Why? Because the issues we are concerned about — anti-immigrant sentiment, police brutality or the degradation of the public education system — are issues that require the strength of stable, strong public institutions. If we really care about breaking up big corporations, we would do better to pursue careers as antitrust lawyers for the Department of Justice rather than working for a corporation and comforting ourselves by donating to political candidates who will do the hard work of breaking up those same corporations for us. If we really care about modern-day American segregation, we’d support public spaces like parks and libraries and transportation infrastructure that link populations together, rather than secluding ourselves into the solidarity of social media bubbles. If we want to address the staggering racial and socioeconomic gap in educational outcomes, we’d run for school board and stop working for companies that evade taxes through loopholes. We’d work on expanding access to voting rights. We’d take positions that truly empower the communities around us.

Instead, the choices we’re making now play directly into a vicious cycle, where our paths forward allocate power away from the institutions necessary for the fabric of a healthy community, toward places that undemocratically centralize power through money. As we legitimize the increasing strength of private power in America, we are both directly and indirectly playing into systems of wealth inequality and breaking down tools than can solve the problems we care so deeply about.

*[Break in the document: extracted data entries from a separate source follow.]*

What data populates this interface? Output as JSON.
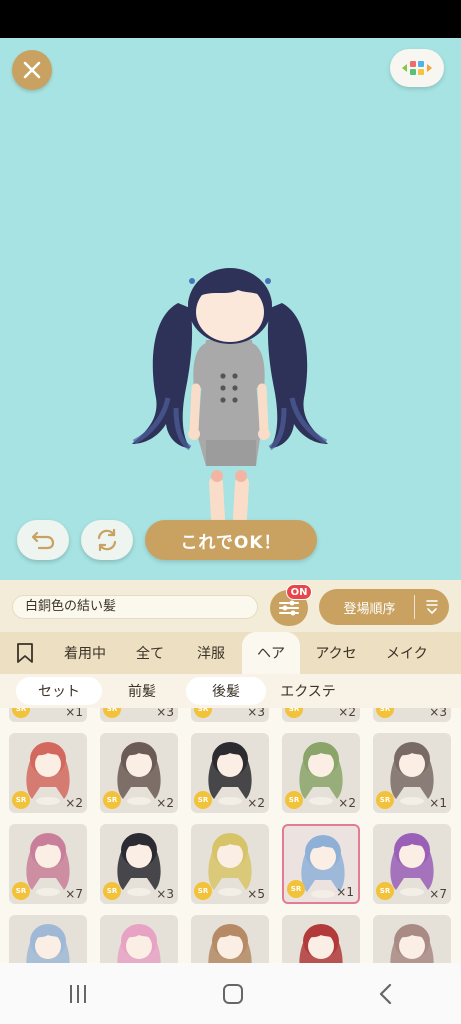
{
  "stage": {
    "background": "#a6e3e2",
    "ok_button": "これでOK！"
  },
  "item_name": "白銅色の結い髪",
  "filter_badge": "ON",
  "sort_label": "登場順序",
  "tabs": [
    {
      "label": "",
      "icon": "bookmark-icon"
    },
    {
      "label": "着用中"
    },
    {
      "label": "全て"
    },
    {
      "label": "洋服"
    },
    {
      "label": "ヘア",
      "active": true
    },
    {
      "label": "アクセ"
    },
    {
      "label": "メイク"
    }
  ],
  "subtabs": [
    {
      "label": "セット",
      "active": true
    },
    {
      "label": "前髪"
    },
    {
      "label": "後髪",
      "active": true
    },
    {
      "label": "エクステ"
    }
  ],
  "partial_row_quantities": [
    "×1",
    "×3",
    "×3",
    "×2",
    "×3"
  ],
  "grid_items": [
    {
      "rarity": "SR",
      "qty": "×2",
      "hair_color": "#d3685f"
    },
    {
      "rarity": "SR",
      "qty": "×2",
      "hair_color": "#6b5a55"
    },
    {
      "rarity": "SR",
      "qty": "×2",
      "hair_color": "#2b2b30"
    },
    {
      "rarity": "SR",
      "qty": "×2",
      "hair_color": "#8aa46a"
    },
    {
      "rarity": "SR",
      "qty": "×1",
      "hair_color": "#7a6a66"
    },
    {
      "rarity": "SR",
      "qty": "×7",
      "hair_color": "#c97f99"
    },
    {
      "rarity": "SR",
      "qty": "×3",
      "hair_color": "#2c2a33"
    },
    {
      "rarity": "SR",
      "qty": "×5",
      "hair_color": "#d7c468"
    },
    {
      "rarity": "SR",
      "qty": "×1",
      "hair_color": "#8fb0d6",
      "selected": true
    },
    {
      "rarity": "SR",
      "qty": "×7",
      "hair_color": "#9a5fb7"
    },
    {
      "rarity": "",
      "qty": "",
      "hair_color": "#9fb8d6"
    },
    {
      "rarity": "",
      "qty": "",
      "hair_color": "#e8a2c4"
    },
    {
      "rarity": "",
      "qty": "",
      "hair_color": "#b58a64"
    },
    {
      "rarity": "",
      "qty": "",
      "hair_color": "#b23a3a"
    },
    {
      "rarity": "",
      "qty": "",
      "hair_color": "#a98a84"
    }
  ],
  "colors": {
    "gold": "#c9a160",
    "badge_red": "#e8464a",
    "selected_border": "#e27b95",
    "sr_badge": "#f2c23a"
  }
}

We are, once again, in the midst of another recruiting season. It’s a time when consulting companies toss around terms like “social impact” because they have a global volunteer day, where big banks claim they achieve “win-win” outcomes by funding an inner-city reading program. Instead, I hope we think twice about what we are using our Yale education for. Maybe then, we’d pursue post-graduation paths that maximize returns — not just for us, via six-figure starting salaries, but for the communities around us too.